Key Changes Sought To Be Brought
- An entity providing ecommerce marketplace (“Marketplace Entity”) shall not exercise ownership or control over the inventory which it intends to sell
- Any ownership or control over inventory shall convert it into an inventory based model which cannot receive FDI
- A Marketplace Entity will be deemed to control the inventory of a vendor if more than 25% of the purchases of such a vendor are from the Marketplace Entity or its group companies
- A vendor shall not be permitted to sell on the marketplace owned by the Marketplace Entity if such Marketplace Entity or its group companies own any stake in the vendor or exercises control over the inventory of such vendor.
- Marketplace Entity will not influence directly or indirectly sale price of goods or services sold over the marketplace by the vendors and shall maintain level playing field for all vendors.
- Any services provided by the Marketplace Entity or any other entity in which Marketplace Entity has an equity stake to the vendors on the marketplace shall be provided on arm’s length basis and in a fair and non-discriminatory manner.
- Such services will include fulfilment, logistics, warehousing, advertisement/ marketing, payments, financing etc.
- Cash back provided by group companies of Marketplace Entity to buyers shall be fair and non-discriminatory.
- A Marketplace Entity will not mandate any seller to sell any product exclusively on its platform only.
- An ecommerce marketplace entity will be required to furnish a certificate along with a report ofa statutory auditor to Reserve Bank of India, confirming compliance of above guidelines, by 30th of September of every year for the preceding financial year.
Impact Of Changes On Indian Ecommerce
The above changes are likely to impact the core business model of the likes of Amazon and Flipkart where they encourage sourcing and sales through their preferred vendors like Cloudtail and WS Retail amongst others as they have a direct or indirect equity stake in such preferred vendors.

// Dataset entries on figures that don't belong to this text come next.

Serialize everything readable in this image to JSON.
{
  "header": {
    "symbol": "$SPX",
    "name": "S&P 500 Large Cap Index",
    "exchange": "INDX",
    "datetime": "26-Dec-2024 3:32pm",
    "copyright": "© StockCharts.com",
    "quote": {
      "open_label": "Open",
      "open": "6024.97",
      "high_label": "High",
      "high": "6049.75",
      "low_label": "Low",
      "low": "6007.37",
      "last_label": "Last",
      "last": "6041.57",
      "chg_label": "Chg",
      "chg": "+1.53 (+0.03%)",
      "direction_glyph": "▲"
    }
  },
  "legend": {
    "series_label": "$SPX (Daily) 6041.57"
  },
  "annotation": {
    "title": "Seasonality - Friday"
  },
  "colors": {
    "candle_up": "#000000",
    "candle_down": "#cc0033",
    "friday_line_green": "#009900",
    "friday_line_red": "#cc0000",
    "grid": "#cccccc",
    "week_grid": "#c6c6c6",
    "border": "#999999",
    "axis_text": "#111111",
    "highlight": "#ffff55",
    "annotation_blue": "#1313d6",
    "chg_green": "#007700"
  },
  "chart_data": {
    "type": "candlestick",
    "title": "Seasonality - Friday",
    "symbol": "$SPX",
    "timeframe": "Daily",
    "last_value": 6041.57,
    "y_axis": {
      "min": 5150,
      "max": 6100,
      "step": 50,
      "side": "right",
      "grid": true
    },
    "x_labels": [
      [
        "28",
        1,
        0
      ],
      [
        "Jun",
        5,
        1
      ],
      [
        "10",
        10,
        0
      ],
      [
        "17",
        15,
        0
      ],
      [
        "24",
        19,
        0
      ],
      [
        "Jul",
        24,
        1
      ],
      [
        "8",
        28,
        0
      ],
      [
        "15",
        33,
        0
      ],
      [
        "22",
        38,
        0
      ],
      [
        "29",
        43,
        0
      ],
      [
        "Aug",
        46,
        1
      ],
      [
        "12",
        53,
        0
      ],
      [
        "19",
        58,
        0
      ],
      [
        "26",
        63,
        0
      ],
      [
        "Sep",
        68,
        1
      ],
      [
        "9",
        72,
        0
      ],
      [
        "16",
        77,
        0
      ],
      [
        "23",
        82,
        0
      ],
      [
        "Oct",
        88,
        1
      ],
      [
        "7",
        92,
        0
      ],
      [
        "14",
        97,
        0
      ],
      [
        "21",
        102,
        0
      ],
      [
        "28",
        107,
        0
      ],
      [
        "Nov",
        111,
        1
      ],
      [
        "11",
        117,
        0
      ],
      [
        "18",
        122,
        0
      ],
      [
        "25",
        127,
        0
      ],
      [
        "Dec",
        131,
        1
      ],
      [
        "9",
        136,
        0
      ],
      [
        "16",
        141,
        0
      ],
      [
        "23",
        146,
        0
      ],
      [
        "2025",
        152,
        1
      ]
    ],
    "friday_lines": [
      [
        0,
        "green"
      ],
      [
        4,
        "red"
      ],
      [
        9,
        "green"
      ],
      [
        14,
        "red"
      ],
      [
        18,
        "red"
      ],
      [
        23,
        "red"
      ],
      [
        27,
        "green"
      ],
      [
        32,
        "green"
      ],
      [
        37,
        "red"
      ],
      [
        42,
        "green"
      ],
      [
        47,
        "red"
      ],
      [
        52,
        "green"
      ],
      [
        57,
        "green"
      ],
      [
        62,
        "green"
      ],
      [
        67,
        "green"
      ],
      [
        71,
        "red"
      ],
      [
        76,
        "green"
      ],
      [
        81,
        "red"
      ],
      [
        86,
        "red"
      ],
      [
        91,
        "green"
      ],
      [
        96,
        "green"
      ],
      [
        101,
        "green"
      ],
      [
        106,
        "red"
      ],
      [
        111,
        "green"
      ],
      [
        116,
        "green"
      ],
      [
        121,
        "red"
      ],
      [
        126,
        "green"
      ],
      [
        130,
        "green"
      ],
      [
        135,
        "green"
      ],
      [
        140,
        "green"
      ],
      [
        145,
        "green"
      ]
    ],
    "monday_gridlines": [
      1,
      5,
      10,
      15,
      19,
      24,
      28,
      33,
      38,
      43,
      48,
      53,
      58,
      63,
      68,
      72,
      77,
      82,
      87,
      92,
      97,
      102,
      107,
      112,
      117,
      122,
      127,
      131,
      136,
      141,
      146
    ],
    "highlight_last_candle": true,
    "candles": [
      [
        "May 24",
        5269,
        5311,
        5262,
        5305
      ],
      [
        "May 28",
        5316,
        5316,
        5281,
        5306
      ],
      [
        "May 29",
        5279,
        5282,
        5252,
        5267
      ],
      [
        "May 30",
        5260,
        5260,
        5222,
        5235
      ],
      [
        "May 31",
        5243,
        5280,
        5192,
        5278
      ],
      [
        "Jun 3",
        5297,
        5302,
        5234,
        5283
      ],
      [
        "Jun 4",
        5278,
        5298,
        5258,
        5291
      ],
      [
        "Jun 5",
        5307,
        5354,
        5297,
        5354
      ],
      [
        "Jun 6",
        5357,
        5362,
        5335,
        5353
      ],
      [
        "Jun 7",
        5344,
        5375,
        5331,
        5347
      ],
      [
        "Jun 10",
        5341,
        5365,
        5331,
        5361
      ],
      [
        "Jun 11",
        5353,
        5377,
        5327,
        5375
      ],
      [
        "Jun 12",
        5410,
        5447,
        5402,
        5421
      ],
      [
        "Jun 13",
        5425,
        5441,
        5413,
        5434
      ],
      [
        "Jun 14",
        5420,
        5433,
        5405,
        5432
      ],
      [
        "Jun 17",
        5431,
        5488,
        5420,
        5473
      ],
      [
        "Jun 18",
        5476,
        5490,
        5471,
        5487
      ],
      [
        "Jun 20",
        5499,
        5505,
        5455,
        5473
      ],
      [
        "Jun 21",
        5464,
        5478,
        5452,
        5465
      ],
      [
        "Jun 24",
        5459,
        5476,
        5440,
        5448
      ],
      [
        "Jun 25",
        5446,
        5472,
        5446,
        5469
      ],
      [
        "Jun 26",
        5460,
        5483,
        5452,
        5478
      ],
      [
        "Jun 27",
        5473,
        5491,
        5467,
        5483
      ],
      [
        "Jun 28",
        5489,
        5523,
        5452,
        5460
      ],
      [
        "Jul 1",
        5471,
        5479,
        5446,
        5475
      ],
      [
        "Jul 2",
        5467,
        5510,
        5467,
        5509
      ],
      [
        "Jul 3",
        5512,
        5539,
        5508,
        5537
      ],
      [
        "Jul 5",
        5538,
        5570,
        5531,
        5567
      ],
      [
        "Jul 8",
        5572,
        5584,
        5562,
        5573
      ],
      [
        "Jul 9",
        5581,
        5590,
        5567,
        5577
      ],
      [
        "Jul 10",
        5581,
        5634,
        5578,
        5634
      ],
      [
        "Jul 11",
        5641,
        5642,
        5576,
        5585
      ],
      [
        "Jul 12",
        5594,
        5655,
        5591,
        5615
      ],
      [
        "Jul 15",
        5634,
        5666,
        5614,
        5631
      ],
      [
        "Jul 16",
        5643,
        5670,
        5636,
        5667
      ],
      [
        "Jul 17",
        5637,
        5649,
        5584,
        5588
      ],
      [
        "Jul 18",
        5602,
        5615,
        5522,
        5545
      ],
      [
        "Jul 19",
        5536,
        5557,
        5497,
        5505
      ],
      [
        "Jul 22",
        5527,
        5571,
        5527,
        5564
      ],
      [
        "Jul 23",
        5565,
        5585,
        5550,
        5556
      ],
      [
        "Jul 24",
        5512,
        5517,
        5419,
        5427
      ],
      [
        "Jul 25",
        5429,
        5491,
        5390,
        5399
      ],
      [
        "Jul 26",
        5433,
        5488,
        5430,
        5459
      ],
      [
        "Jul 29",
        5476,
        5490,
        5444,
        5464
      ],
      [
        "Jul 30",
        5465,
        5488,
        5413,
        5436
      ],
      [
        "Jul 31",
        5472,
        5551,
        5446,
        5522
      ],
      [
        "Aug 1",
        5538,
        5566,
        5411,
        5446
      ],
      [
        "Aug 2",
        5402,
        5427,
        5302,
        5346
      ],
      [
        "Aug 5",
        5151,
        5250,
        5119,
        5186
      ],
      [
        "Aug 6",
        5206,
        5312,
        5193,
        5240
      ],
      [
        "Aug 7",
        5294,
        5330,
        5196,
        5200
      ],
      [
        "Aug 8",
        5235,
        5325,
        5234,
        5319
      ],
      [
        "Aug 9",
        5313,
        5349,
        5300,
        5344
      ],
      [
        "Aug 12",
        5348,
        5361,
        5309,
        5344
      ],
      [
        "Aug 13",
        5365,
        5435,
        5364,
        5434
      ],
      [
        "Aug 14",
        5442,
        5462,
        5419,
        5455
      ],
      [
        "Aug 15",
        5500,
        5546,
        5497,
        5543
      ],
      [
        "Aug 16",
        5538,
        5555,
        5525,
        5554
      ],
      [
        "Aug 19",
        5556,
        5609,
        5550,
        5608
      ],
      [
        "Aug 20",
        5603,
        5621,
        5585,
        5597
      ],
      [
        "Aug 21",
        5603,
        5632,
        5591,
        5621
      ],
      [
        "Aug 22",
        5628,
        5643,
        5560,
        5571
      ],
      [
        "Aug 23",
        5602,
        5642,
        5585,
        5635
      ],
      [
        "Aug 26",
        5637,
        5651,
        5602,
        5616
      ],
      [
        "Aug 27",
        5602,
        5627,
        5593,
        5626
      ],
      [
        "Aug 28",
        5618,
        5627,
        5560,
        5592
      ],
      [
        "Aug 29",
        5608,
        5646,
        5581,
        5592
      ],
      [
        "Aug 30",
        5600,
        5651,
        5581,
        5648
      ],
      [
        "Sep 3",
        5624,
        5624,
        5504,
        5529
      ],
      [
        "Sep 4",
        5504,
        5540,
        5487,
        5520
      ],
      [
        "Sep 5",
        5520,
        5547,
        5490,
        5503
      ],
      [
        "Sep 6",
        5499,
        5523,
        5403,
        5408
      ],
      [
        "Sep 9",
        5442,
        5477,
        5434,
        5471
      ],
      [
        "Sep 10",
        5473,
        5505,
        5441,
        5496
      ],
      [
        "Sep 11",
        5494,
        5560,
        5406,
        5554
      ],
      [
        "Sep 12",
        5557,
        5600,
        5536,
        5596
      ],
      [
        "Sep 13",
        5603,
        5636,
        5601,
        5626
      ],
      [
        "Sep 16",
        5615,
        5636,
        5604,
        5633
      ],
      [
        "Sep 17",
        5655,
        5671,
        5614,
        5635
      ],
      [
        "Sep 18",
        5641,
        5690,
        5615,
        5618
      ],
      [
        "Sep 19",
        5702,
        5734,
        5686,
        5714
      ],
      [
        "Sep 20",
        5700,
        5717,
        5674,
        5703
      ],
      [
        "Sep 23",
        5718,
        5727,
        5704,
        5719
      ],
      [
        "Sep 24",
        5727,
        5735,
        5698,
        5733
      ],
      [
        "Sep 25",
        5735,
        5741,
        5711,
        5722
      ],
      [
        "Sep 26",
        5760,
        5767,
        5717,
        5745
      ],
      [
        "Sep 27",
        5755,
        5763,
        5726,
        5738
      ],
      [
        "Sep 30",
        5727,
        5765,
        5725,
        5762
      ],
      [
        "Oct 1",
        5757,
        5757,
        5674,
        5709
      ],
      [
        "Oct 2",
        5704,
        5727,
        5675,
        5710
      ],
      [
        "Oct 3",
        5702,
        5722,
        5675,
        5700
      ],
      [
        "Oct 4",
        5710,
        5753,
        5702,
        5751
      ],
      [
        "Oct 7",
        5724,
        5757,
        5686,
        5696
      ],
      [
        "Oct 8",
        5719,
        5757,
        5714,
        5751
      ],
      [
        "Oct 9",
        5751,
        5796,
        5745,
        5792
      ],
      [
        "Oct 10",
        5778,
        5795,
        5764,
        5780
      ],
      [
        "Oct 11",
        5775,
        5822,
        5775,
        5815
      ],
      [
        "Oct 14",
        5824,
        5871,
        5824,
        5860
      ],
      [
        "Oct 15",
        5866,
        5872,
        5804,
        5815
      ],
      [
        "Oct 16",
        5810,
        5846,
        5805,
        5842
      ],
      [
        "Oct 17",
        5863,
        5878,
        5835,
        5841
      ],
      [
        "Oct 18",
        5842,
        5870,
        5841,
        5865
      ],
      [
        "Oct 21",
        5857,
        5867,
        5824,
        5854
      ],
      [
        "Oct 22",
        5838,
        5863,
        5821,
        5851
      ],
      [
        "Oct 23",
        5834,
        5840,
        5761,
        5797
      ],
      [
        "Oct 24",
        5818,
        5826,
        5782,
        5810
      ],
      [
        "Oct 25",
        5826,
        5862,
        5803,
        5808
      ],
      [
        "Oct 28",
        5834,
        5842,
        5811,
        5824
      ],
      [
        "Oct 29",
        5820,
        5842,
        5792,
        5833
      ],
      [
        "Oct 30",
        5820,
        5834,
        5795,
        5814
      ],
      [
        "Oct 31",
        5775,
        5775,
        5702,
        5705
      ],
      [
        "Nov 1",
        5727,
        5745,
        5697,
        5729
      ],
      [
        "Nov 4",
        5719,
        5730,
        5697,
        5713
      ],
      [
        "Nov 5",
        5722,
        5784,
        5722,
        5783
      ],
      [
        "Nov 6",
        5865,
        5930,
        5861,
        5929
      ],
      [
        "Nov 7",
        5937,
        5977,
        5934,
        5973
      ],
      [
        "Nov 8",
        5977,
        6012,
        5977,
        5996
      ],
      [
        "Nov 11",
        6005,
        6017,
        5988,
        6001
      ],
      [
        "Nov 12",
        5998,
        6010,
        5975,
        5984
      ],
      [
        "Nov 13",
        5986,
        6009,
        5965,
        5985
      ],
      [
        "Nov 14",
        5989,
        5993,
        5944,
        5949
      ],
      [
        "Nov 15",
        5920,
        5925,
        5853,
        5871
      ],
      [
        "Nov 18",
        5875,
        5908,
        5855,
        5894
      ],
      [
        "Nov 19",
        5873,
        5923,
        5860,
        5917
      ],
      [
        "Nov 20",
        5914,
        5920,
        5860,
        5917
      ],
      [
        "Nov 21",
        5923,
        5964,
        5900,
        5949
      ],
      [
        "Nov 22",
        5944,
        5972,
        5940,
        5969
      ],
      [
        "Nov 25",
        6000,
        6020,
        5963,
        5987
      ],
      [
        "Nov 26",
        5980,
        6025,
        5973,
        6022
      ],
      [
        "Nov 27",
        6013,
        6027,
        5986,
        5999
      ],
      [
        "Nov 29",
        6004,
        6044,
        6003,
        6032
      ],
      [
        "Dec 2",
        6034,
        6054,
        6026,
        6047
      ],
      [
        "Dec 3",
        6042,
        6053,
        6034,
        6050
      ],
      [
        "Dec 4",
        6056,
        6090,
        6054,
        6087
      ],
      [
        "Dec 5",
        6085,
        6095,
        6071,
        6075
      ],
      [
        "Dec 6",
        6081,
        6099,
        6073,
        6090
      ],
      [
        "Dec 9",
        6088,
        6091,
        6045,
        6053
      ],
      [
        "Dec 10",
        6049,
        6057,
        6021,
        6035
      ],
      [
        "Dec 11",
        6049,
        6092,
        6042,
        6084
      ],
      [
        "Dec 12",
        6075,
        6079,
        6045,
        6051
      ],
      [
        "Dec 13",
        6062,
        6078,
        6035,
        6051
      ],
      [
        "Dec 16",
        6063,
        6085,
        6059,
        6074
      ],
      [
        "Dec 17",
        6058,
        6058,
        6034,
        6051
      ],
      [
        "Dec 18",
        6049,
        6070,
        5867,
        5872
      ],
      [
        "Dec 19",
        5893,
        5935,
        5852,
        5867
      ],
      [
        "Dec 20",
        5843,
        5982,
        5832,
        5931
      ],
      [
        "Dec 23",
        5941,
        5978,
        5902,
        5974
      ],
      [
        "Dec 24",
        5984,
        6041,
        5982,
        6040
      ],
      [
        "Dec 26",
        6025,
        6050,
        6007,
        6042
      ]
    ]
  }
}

The customers buying products sold by these vendors are usually given additional benefits in terms of pricing, fast delivery and cashbacks etc. By virtue of overall control, they could provide large discounts, better user experience and quality control.

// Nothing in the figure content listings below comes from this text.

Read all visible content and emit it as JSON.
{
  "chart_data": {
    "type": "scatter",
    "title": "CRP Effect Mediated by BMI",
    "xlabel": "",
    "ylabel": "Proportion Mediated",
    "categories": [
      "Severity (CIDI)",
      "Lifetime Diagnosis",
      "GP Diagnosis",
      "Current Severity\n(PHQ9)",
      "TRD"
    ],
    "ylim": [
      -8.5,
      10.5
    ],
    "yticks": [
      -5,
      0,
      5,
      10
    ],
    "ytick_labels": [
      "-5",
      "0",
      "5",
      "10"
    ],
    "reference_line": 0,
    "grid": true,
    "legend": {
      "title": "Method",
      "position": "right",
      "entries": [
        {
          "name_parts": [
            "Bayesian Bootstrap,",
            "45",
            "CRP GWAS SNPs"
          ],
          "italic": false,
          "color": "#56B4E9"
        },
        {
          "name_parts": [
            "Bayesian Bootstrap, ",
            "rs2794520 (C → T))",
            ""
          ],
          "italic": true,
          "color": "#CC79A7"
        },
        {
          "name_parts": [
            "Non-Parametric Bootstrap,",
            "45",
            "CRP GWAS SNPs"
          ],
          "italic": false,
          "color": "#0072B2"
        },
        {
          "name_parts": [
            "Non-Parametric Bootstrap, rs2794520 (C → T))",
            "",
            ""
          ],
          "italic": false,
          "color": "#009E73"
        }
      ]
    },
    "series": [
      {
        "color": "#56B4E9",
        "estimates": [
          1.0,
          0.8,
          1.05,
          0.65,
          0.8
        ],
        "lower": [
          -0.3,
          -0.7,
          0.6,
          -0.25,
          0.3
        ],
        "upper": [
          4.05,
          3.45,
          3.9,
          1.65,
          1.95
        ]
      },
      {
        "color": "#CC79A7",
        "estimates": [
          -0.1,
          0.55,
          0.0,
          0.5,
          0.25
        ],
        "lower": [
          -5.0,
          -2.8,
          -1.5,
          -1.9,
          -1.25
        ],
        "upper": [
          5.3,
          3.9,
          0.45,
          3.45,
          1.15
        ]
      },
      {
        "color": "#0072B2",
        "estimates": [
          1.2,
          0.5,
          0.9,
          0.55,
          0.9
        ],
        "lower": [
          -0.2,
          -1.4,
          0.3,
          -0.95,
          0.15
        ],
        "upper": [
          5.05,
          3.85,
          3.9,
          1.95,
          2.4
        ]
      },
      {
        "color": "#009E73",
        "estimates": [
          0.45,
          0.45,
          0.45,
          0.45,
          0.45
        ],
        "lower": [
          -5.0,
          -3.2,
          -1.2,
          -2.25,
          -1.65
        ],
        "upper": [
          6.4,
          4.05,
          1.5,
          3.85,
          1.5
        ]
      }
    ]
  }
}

Furthermore, Amazon or Flipkart by virtue of their dominant positions now cannot insist on exclusive tie ups with brand owners. Also, the private labels launched by Amazon and Flipkart now need to cede space to other players in the same category and cannot be indiscriminately promoted at the expense of other players.
The onus of compliance will be on the Marketplace Entities as they need to report their compliance annually to Reserve Bank of India.
The changes benefit brick and mortar small and medium retail players who for last decade have had to face an onslaught of indiscriminate discounting by the online players. Their lobbying has finally yielded the desired results. Indian retail giants like Future Retail will also benefit as they will be able to match the discounts offered by online retail while providing instant delivery.
Pure play marketplace like Snapdeal or Shopclues will also benefit from the change in policy. These marketplaces are not flush with VC money to offer deep discounts but generally seem to comply with the requirements.
Though there are certain grey areas which will need further clarification and may give some elbow room to the entrenched players like with respect to 25% norm it can be argued that it is limited solely to sourcing and not sale on the marketplace.
The question if a brand voluntarily wants exclusivity with a particular marketplace can it be restricted?
It seems someone in DIPP deeply analysed the practices of giants of Indian e-commerce and came up with these clarifications.
It will be interesting to see if in the coming days the government gives some relief to the likes of Amazon and Flipkart in an election year where the interest of small traders cannot be ignored.